Don't let the caller pass in an uninitialized thing and force the
callee to initialize it.  Drop this strbuf_init(), and make the
caller always do:

	struct strbuf dec = STRBUF_INIT;

	...
		decode_q_segment(&dec, ...);

instead.  That makes the division of labor easier to see (e.g., what
if the caller had a code path that never calls decode_x_segment()
before it has to return?  it might want to add something to dec
itself so that it can base its behaviour always on what is in dec,
or at the end it may just be able to strbuf_release(&dec) without
having to remember if it called decode_x_segment().  Which means it
is more convenient for it to always assume that dec is initialized
whether it called decode_x_segment() or not).

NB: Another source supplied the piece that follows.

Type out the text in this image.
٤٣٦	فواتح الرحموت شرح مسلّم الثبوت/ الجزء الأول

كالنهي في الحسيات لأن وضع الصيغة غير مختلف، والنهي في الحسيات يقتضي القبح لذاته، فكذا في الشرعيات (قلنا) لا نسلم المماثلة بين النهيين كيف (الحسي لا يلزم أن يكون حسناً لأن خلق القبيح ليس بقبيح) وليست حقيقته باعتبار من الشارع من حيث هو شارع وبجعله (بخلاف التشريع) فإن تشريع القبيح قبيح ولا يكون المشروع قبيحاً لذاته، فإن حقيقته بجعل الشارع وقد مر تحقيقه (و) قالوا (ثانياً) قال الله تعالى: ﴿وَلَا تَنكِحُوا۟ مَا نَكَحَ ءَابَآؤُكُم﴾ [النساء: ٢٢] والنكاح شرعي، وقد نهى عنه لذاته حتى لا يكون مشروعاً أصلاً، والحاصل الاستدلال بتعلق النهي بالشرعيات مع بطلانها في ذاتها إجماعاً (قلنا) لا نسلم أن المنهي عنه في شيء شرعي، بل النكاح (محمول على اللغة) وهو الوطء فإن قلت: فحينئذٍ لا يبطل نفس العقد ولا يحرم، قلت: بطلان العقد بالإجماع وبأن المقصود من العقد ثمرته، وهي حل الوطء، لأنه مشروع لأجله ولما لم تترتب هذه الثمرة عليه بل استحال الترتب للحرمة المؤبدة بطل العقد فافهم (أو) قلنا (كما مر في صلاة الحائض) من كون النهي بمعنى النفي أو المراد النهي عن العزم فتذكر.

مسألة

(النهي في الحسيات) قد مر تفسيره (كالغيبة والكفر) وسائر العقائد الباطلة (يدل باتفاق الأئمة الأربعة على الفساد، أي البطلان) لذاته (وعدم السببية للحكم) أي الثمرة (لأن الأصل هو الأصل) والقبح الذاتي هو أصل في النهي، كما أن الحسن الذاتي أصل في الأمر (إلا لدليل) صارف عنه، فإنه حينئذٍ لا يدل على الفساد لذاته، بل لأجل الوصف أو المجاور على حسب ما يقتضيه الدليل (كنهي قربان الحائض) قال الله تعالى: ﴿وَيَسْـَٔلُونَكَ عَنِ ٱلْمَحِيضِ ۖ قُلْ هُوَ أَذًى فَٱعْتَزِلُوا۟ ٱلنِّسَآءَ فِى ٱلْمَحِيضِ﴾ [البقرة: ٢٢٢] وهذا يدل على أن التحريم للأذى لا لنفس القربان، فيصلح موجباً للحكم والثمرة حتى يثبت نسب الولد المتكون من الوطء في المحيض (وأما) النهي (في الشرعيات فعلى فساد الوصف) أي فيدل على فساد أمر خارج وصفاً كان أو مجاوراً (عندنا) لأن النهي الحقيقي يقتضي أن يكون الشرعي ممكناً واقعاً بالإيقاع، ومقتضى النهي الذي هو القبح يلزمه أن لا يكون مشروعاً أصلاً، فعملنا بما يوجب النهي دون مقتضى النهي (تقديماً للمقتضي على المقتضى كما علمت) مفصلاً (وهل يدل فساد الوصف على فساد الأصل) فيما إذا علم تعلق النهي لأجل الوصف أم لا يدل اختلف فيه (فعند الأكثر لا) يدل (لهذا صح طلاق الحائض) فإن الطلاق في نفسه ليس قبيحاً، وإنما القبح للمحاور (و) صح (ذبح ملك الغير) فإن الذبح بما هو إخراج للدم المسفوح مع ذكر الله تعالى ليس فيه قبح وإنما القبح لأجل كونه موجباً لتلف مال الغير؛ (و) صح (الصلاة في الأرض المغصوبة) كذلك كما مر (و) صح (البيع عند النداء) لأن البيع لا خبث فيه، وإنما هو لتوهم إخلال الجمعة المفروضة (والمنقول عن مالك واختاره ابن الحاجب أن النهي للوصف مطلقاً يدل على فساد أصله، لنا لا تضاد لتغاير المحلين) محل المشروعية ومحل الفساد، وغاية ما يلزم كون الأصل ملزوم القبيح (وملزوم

> -static struct strbuf *decode_b_segment(const struct strbuf *b_seg)
> +static int decode_b_segment(struct strbuf *out, const struct strbuf *b_seg)
>  {
>  	/* Decode in..ep, possibly in-place to ot */
>  	int c, pos = 0, acc = 0;
>  	const char *in = b_seg->buf;
> -	struct strbuf *out = xmalloc(sizeof(struct strbuf));
>  	strbuf_init(out, b_seg->len);

Ditto.

> @@ -530,18 +529,23 @@ static void decode_header(struct mailinfo *mi, struct strbuf *it)
>  		default:
>  			goto release_return;
>  		case 'b':
> -			dec = decode_b_segment(&piecebuf);
> +			if ((found_error = decode_b_segment(&dec, &piecebuf))) {
> +				goto release_return;
> +			}

Don't enclose a single statement block inside {braces}.

>  			break;
>  		case 'q':
> -			dec = decode_q_segment(&piecebuf, 1);
> +			if ((found_error = decode_q_segment(&dec, &piecebuf, 1))) {
> +				goto release_return;
> +			}

Ditto.

>  			break;

Just a mental note (i.e., not anything wrong in the posted patch).
Even though the caller is prepared to see decode_x_segment() to
notice and report an error, the implementation just does not bother,
and mostly skips a garbage in the input.  Outside the topic of this
series, we may want to consider allowing the user to say "be strict
and barf when encoded contents are broken".

>  		}
> -		if (convert_to_utf8(mi, dec, charset_q.buf))
> +		if (convert_to_utf8(mi, &dec, charset_q.buf)) {
> +			strbuf_release(&dec);
>  			goto release_return;
> +		}

This, together with ...

> -		strbuf_addbuf(&outbuf, dec);
> -		strbuf_release(dec);
> -		free(dec);
> +		strbuf_addbuf(&outbuf, &dec);
> +		strbuf_release(&dec);

... release here, look somewhat pointless.  As you declared "dec" at
the outermost scope in this function, why not do the release at the
place everybody else is released/freed, at release_return: label?

>  		in = ep + 2;
>  	}
>  	strbuf_addstr(&outbuf, in);
> @@ -634,23 +638,24 @@ static int is_inbody_header(const struct mailinfo *mi,
>  
>  static void decode_transfer_encoding(struct mailinfo *mi, struct strbuf *line)
>  {
> -	struct strbuf *ret;
> +	struct strbuf ret;

Do the "= STRBUF_INIT" at the caller.

> +	int found_error = 0;
>  
>  	switch (mi->transfer_encoding) {
>  	case TE_QP:
> -		ret = decode_q_segment(line, 0);
> +		found_error = decode_q_segment(&ret, line, 0);
>  		break;
>  	case TE_BASE64:
> -		ret = decode_b_segment(line);
> +		found_error = decode_b_segment(&ret, line);
>  		break;
>  	case TE_DONTCARE:
>  	default:
>  		return;
>  	}
>  	strbuf_reset(line);
> -	strbuf_addbuf(line, ret);
> -	strbuf_release(ret);
> -	free(ret);
> +	strbuf_addbuf(line, &ret);
> +	if (!found_error)
> +		strbuf_release(&ret);
>  }

THis is puzzling.  We add whatever is in ret to line, but release it
only when there is no error?  What happens when we did find error?
There does not seem to be any caller-callee contract on what the out
parameter should contain upon an error, which is a good thing, so we
should release it unconditionally, no?